The decision of this question puts an end to this proceeding, but among other exceptions there is one which may arise upon another trial in a proceeding properly begun, which we think should be settled. His Honor put the burden of proof upon the defendant upon the several issues. In this he was in error. We presume that he was led to make this ruling by the peculiar language of the statute. The exact question has been decided in New York, construing a statute in the same language as ours: "That the court shall hear the proofs and allegations of the parties, and if no sufficient cause is shown against granting the prayer of the petitioner, it shall make an order for the appointment of commissioners." The Court said: "It is claimed on the part of the company, and the court at special term held, that this section cast upon the respondent the burden of proving that the lands were (654) not required for any purpose stated in the petition, and that in default of such proof the petitioner was entitled to the order.
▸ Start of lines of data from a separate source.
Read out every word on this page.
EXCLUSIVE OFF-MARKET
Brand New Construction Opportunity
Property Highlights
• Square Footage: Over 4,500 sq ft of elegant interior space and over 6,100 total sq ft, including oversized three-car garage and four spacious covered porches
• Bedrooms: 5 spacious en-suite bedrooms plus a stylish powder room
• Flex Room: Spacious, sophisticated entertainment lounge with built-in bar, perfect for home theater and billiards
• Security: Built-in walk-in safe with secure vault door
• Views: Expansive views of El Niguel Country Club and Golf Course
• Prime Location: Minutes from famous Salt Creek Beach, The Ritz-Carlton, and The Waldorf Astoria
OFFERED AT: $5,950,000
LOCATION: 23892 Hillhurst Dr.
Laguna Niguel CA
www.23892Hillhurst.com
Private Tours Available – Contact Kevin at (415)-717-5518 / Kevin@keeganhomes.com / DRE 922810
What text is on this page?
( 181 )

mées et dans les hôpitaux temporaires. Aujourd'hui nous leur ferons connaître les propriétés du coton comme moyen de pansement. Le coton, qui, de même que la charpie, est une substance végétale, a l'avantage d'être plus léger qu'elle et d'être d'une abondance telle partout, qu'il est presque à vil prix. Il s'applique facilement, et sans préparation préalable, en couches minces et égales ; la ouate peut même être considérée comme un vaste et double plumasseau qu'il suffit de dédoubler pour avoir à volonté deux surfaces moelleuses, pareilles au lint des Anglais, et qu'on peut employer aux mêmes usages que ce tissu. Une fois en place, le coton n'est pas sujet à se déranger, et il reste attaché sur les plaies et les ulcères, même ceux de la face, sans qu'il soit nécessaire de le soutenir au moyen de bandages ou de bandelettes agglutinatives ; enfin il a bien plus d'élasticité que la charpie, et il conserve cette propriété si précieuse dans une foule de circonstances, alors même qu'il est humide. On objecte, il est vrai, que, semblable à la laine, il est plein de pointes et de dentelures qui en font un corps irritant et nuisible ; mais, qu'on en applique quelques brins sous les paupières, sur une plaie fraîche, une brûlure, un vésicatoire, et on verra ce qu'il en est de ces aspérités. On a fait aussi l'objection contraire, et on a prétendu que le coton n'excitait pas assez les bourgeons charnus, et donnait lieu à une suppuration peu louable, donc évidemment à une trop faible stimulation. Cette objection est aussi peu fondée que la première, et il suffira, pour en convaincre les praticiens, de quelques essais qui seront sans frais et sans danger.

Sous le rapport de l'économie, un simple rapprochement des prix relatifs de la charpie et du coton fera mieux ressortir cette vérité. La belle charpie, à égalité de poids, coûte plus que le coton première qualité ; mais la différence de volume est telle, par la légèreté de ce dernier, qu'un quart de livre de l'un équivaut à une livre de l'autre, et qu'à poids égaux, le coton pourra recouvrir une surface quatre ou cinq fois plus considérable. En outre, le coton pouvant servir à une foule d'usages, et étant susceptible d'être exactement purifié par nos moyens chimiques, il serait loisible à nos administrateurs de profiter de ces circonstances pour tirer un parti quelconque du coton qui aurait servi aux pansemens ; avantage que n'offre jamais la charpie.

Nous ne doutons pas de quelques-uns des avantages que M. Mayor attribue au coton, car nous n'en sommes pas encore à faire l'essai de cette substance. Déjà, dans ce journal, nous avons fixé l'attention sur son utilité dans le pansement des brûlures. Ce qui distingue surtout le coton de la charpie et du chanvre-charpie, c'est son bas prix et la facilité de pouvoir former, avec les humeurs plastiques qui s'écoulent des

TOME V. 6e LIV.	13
The provision that the landowner may disprove the allegations of the petition gives color to this construction, but it seems to us contrary to the general intent of the act. The provision securing notice and a right of being heard to all persons interested, and requiring the court to hear the proofs and allegations of the parties, show that the Legislature *461 intended that the landowners should not be deprived of their property except by a judicial trial, or investigation and determination of the right claimed by the corporation, and that this was to be a substantial protection and not a mere matter of form." In re R. R., 66 N.Y. 407. "When the allegations of the petition are controverted, such averment does not relieve the plaintiff of the necessity of making strict proof of its right to take defendant's property." R. R. v. Robinson, 133 N.Y. 242. The law is as held in these cases.

It would be a strange conclusion that the owner of land could not prevent the taking of his property unless he could disprove the allegations of the corporation seeking to take it, by showing, for instance, that it did not in good faith intend to build its road, and other material facts resting almost if not exclusively in the breasts of the agents of the corporations. This would be to give to the petitioner an advantage not accorded to other suitors. The general rule, with some exceptions, in regard to the onus probandi being that the party holding the affirmative issue has the burden of proving it. We do not pass upon the proficiency of the map and profile, but it appears to us from the testimony that they do not substantially comply with the requirements of the statute. The proposed right of way is through a narrow gorge of a creek in precipitous mountains. It is said that but one track can be laid. It is therefore very material that an accurate (655) survey be made and a map filed showing clearly and distinctly where the proposed road is to be located. The averments in the answer, in regard to which there was evidence, show that it is a matter of very great interest to the parties whose lands are to be affected, to have a strict compliance with the statute in this respect.

Proceeding dismissed.

Cited: R. R. v. R. R., 148 N.C. 63, 64, 70; Abernathy v. R. R.,150 N.C. 103; R. R. v. Oates, 164 N.C. 174.